New York - Groundbreaking jazz artist Ornette Coleman, who brushed aside convention with his prophetically titled 1959 album "The Shape of Jazz to Come," died Thursday aged 85.
The saxophonist and composer, who so polarized early audiences that many would walk out from his performances, died of cardiac arrest in his adopted home of New York, his publicist Ken Weinstein said.
Coleman, along with John Coltrane, was one of the original forces behind so-called "free jazz" that broke down traditional structures of harmony and allowed a more free-flowing form of expression.
Best known as an alto saxophonist, Coleman cast away traditional notions that a musician needed to stay within chord progressions and instead pursued solos that detractors considered chaotic but gradually became commonplace in jazz and rock.

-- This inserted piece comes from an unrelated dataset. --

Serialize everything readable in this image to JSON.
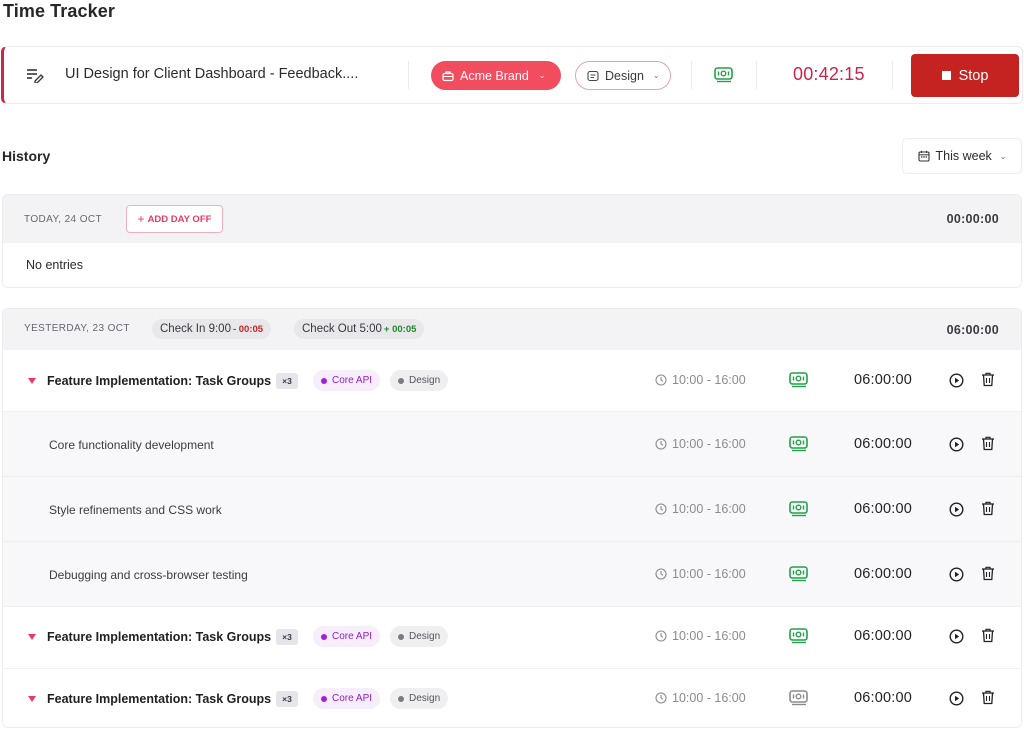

Coleman said that jazz needed to "express more feelings than it has up to now," saying that chord structures were confining and unnatural.
Instead, the self-taught musician said that jazz should be a form of human communication.
"The idea is that two or three people can have a conversation with sounds, without trying to dominate it or lead it," Coleman said in a 1997 interview with the French philosopher Jacques Derrida.
"What I mean is that you have to be -- intelligent," he said.
"I think the musicians are trying to reassemble an emotional or intellectual puzzle, in any case a puzzle in which the instruments give the tone."